I’ve put about 15 hours into ArmA II and I haven’t even touched the main campaign, much less multiplayer. I already talked about the game’s massive tertiary armory mode. After that came its extremely flexible and easy-to-use level editor.
The editor in ArmA II isn’t one of those things they built specifically for modders who already know the game’s code. It’s pretty much a straight graphic user interface that any common player can use once they figure out how the logic of the AI and mission objectives work. The funny thing is, I haven’t even really been making my own missions, but rather doing everything else the editor makes possible.
If you want you can use it to just explore the entirety ArmA II’s massive world using whatever vehicle or aircraft you want — and there are some interesting locations to see.
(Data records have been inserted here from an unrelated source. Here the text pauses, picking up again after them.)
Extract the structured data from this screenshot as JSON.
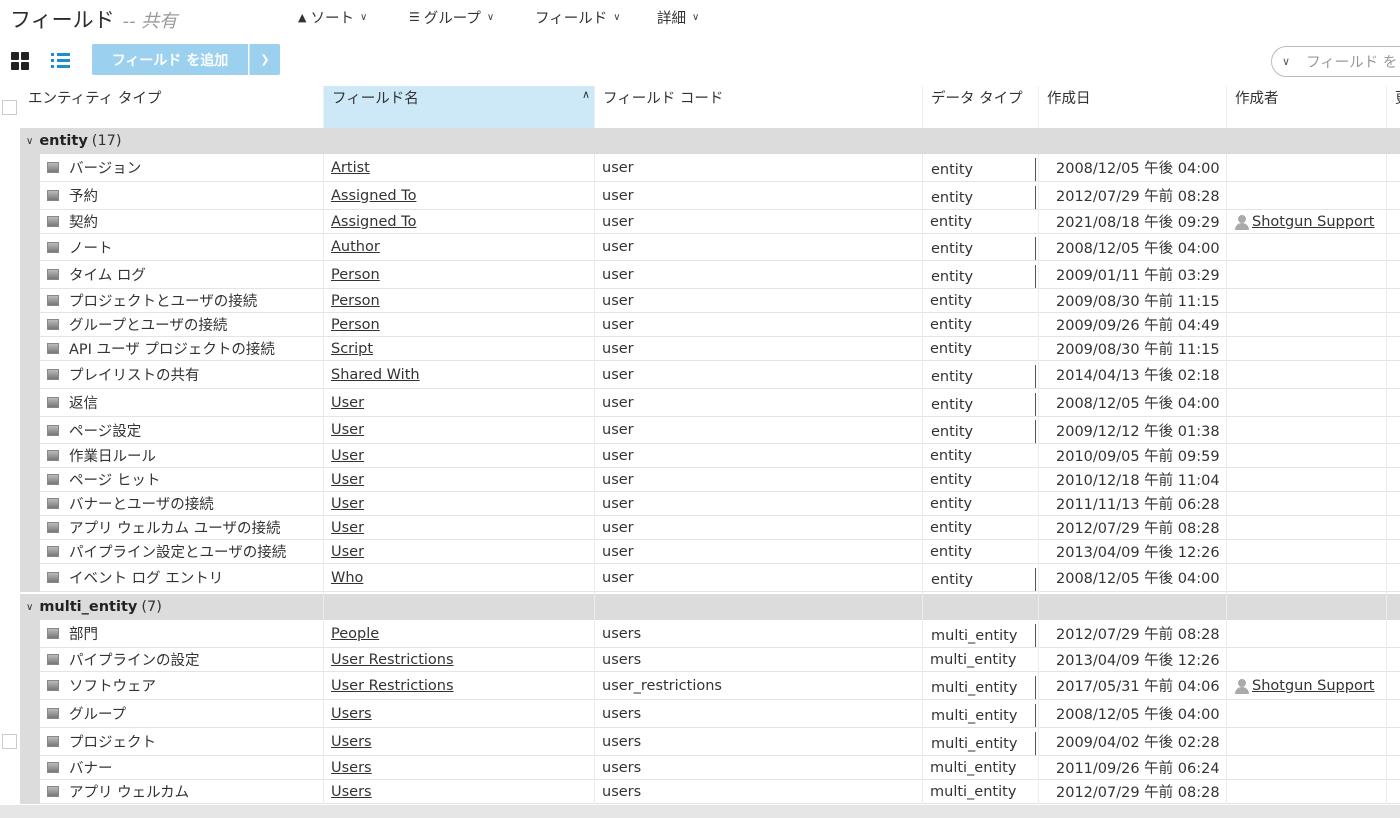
{
  "page": {
    "title": "フィールド",
    "subtitle": "-- 共有"
  },
  "toolbar": {
    "add_field": "フィールド を追加",
    "sort": "ソート",
    "group": "グループ",
    "fields": "フィールド",
    "details": "詳細",
    "search_placeholder": "フィールド を"
  },
  "columns": {
    "entity_type": "エンティティ タイプ",
    "field_name": "フィールド名",
    "field_code": "フィールド コード",
    "data_type": "データ タイプ",
    "created": "作成日",
    "creator": "作成者",
    "more": "更"
  },
  "groups": [
    {
      "name": "entity",
      "count": "(17)",
      "rows": [
        {
          "entity": "バージョン",
          "name": "Artist",
          "code": "user",
          "type": "entity",
          "boxed": true,
          "date": "2008/12/05 午後 04:00",
          "user": ""
        },
        {
          "entity": "予約",
          "name": "Assigned To",
          "code": "user",
          "type": "entity",
          "boxed": true,
          "date": "2012/07/29 午前 08:28",
          "user": ""
        },
        {
          "entity": "契約",
          "name": "Assigned To",
          "code": "user",
          "type": "entity",
          "boxed": false,
          "date": "2021/08/18 午後 09:29",
          "user": "Shotgun Support"
        },
        {
          "entity": "ノート",
          "name": "Author",
          "code": "user",
          "type": "entity",
          "boxed": true,
          "date": "2008/12/05 午後 04:00",
          "user": ""
        },
        {
          "entity": "タイム ログ",
          "name": "Person",
          "code": "user",
          "type": "entity",
          "boxed": true,
          "date": "2009/01/11 午前 03:29",
          "user": ""
        },
        {
          "entity": "プロジェクトとユーザの接続",
          "name": "Person",
          "code": "user",
          "type": "entity",
          "boxed": false,
          "date": "2009/08/30 午前 11:15",
          "user": ""
        },
        {
          "entity": "グループとユーザの接続",
          "name": "Person",
          "code": "user",
          "type": "entity",
          "boxed": false,
          "date": "2009/09/26 午前 04:49",
          "user": ""
        },
        {
          "entity": "API ユーザ プロジェクトの接続",
          "name": "Script",
          "code": "user",
          "type": "entity",
          "boxed": false,
          "date": "2009/08/30 午前 11:15",
          "user": ""
        },
        {
          "entity": "プレイリストの共有",
          "name": "Shared With",
          "code": "user",
          "type": "entity",
          "boxed": true,
          "date": "2014/04/13 午後 02:18",
          "user": ""
        },
        {
          "entity": "返信",
          "name": "User",
          "code": "user",
          "type": "entity",
          "boxed": true,
          "date": "2008/12/05 午後 04:00",
          "user": ""
        },
        {
          "entity": "ページ設定",
          "name": "User",
          "code": "user",
          "type": "entity",
          "boxed": true,
          "date": "2009/12/12 午後 01:38",
          "user": ""
        },
        {
          "entity": "作業日ルール",
          "name": "User",
          "code": "user",
          "type": "entity",
          "boxed": false,
          "date": "2010/09/05 午前 09:59",
          "user": ""
        },
        {
          "entity": "ページ ヒット",
          "name": "User",
          "code": "user",
          "type": "entity",
          "boxed": false,
          "date": "2010/12/18 午前 11:04",
          "user": ""
        },
        {
          "entity": "バナーとユーザの接続",
          "name": "User",
          "code": "user",
          "type": "entity",
          "boxed": false,
          "date": "2011/11/13 午前 06:28",
          "user": ""
        },
        {
          "entity": "アプリ ウェルカム ユーザの接続",
          "name": "User",
          "code": "user",
          "type": "entity",
          "boxed": false,
          "date": "2012/07/29 午前 08:28",
          "user": ""
        },
        {
          "entity": "パイプライン設定とユーザの接続",
          "name": "User",
          "code": "user",
          "type": "entity",
          "boxed": false,
          "date": "2013/04/09 午後 12:26",
          "user": ""
        },
        {
          "entity": "イベント ログ エントリ",
          "name": "Who",
          "code": "user",
          "type": "entity",
          "boxed": true,
          "date": "2008/12/05 午後 04:00",
          "user": ""
        }
      ]
    },
    {
      "name": "multi_entity",
      "count": "(7)",
      "rows": [
        {
          "entity": "部門",
          "name": "People",
          "code": "users",
          "type": "multi_entity",
          "boxed": true,
          "date": "2012/07/29 午前 08:28",
          "user": ""
        },
        {
          "entity": "パイプラインの設定",
          "name": "User Restrictions",
          "code": "users",
          "type": "multi_entity",
          "boxed": false,
          "date": "2013/04/09 午後 12:26",
          "user": ""
        },
        {
          "entity": "ソフトウェア",
          "name": "User Restrictions",
          "code": "user_restrictions",
          "type": "multi_entity",
          "boxed": true,
          "date": "2017/05/31 午前 04:06",
          "user": "Shotgun Support"
        },
        {
          "entity": "グループ",
          "name": "Users",
          "code": "users",
          "type": "multi_entity",
          "boxed": true,
          "date": "2008/12/05 午後 04:00",
          "user": ""
        },
        {
          "entity": "プロジェクト",
          "name": "Users",
          "code": "users",
          "type": "multi_entity",
          "boxed": true,
          "date": "2009/04/02 午後 02:28",
          "user": ""
        },
        {
          "entity": "バナー",
          "name": "Users",
          "code": "users",
          "type": "multi_entity",
          "boxed": false,
          "date": "2011/09/26 午前 06:24",
          "user": ""
        },
        {
          "entity": "アプリ ウェルカム",
          "name": "Users",
          "code": "users",
          "type": "multi_entity",
          "boxed": false,
          "date": "2012/07/29 午前 08:28",
          "user": ""
        }
      ]
    }
  ]
}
It’s also a great way to test or practice every weapon, vehicle, and aircraft the game has to offer without having to unlock all of them in the armory. I’ve been using the mode to set up battles.
By simply putting groups of opposing characters in the world you can get them to fight, and you can put them in whatever town, forest, or other location you want. You can even choose to play as any one of these characters which brings about its own interesting dynamics. A big part of what makes ArmA so impressive is how dynamic and complex its AI system is. Every squad spawned into the editor has a leader who gives the others orders according to the mission objectives he’s been given. These orders change fluidly in response to whatever’s happening as they all call out enemy positions and other information to each other. You can play as the leader and take control of the squad, but you can also play as another member and simply receive orders form an AI which kind of feels like a Call of Duty game but far more dynamic.
Knowing this, I was able to set up multiple squads around certain areas and give them objectives (like “seek and destroy”) that would bring them into contact with enemies, and the AI would just handle the rest. It was pretty amazing the first time I saw a squad leader begin automatically assigning targets and maneuvers as soon as he came into contact with the enemy. Before long I’d set up a battle with possibly close to 100 characters fighting for control over a castle on top of a forested mountain. Sometimes the battle would take place in the castle, sometimes in the forest. That’s possibly the best part of all — no battle in ArmA happens the same way twice. You can replay the same scenario over and over and get a different experience each time.
If I spend any more time with this I might be able to figure out how to get squads into helicopters and drop them off into battle zones while other aircraft are going at it above them. Or I could just check out all the missions people have already made with a lot more experience with the editor. Someone already recreated Ghost Recon Island Thunder.